Harvest

Richard Bean
New Perspectives
Yvonne Arnaud Theatre, Guildford

Harvest

This is the story of the Harrisons, a farming family in Yorkshire, and the tale covers nearly a century taking in two world wars and all the trials and tribulations that can beset mankind, problems which apply in different measures to urban life as well as rural.

We meet them in 1914 in the farm kitchen where two brothers, Albert and William, are arguing about which of them should go to war leaving the other to look after the farm as well as local lass Maudie, but the saga really began when in 1875 their father won a bet with the local drunken squire and the land is now theirs, including the responsibility and work involved to make it profitable.

We drop in on them again in 1934. William has returned from the war minus a leg but still determined to succeed and is obsessed with turning the business into a pig farm. Meanwhile Albert has married Maudie but failed to achieve an heir to carry on with the business. We drop in again in 1944 with POW Stefan turning out to be really nice guy who marries their niece Laura and for a while the business flourishes, until bureaucracy and circumstances interfere. The Ministry of Agriculture wants corn, so their cattle might have to go, and later there is a battle with the EEC and their ideas about factory farming.

Over the years, the whole of life is here: a terminal illness brought on by asbestos, a fatal accidental shooting, commercial failure, birth, death, attempted rape and finally an armed robbery but, with true Yorkshire grit, they all carry on determinedly against whatever is thrown at them. The whole is played out in the same set of the central farm kitchen with characters sitting outside the frame waiting to take their turn, scenes and timing changed by two cage-like structures wheeled forward and the appropriate year and title displayed for each of the seven scenes.

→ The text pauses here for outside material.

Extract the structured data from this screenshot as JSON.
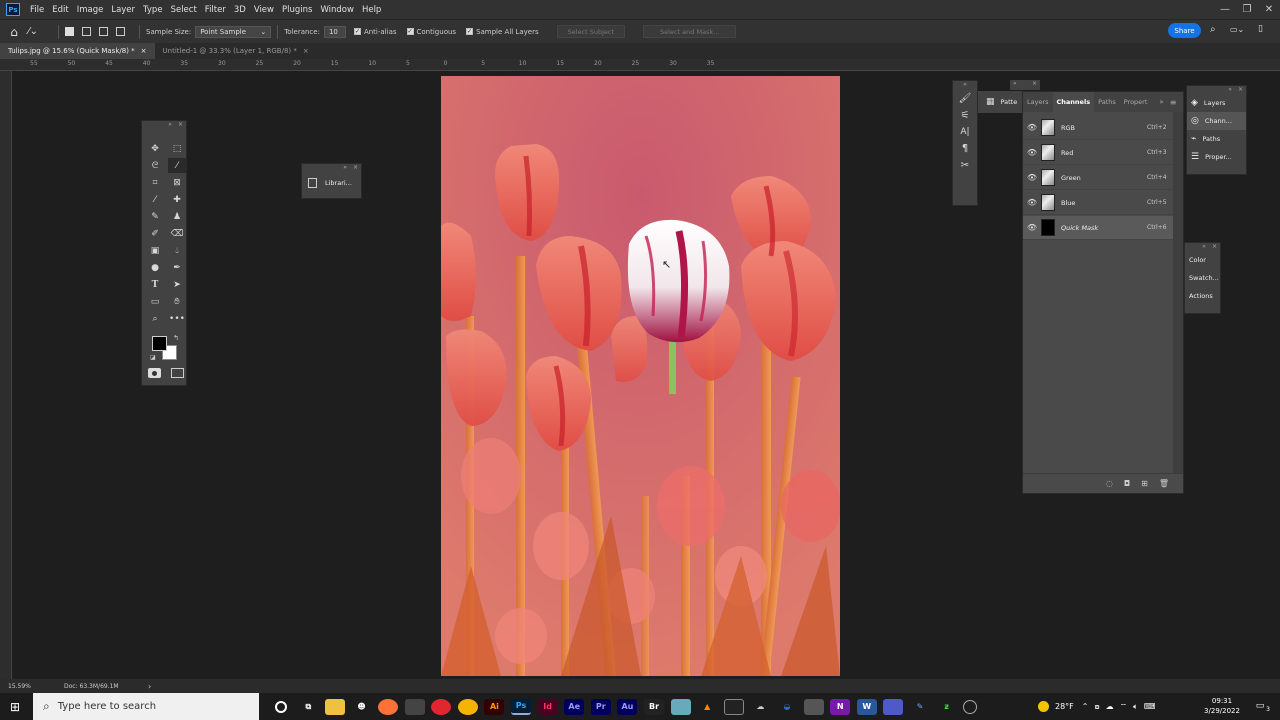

All six actors perform extremely well, most of them managing more than one character which at times is a little confusing, but the one constant is Tom Edward-Kane as William ageing very convincingly from a nineteen-year-old boy full of a high-spirited life to an amputee on crutches and finally a centenarian in a wheelchair giving a forthright opinion on everything. Bean’s script contains a lot of humour and Edward-Kane makes full use of it right to the end. The final scene had me in stitches as two masked and armed robbers demand access to the money of the now-elderly William and Laura (Elizabeth Twells) but have to wait while Laura watches the Lottery. As a side issue, they might well have found a new pig farmer.

John Askew manages to switch seamlessly from the rather effete Squire Agar and nearly steals every scene as itinerant farm worker Titch—a man who loves pigs in more way than one. In true Yorkshire fashion, he speaks frankly and ‘honestly’ and has the best one-liners—even casually admitting he was lately sacked for stealing.

All in all, a very enjoyable production and an insight into life on the land—no sentimental musing on the beautiful countryside here.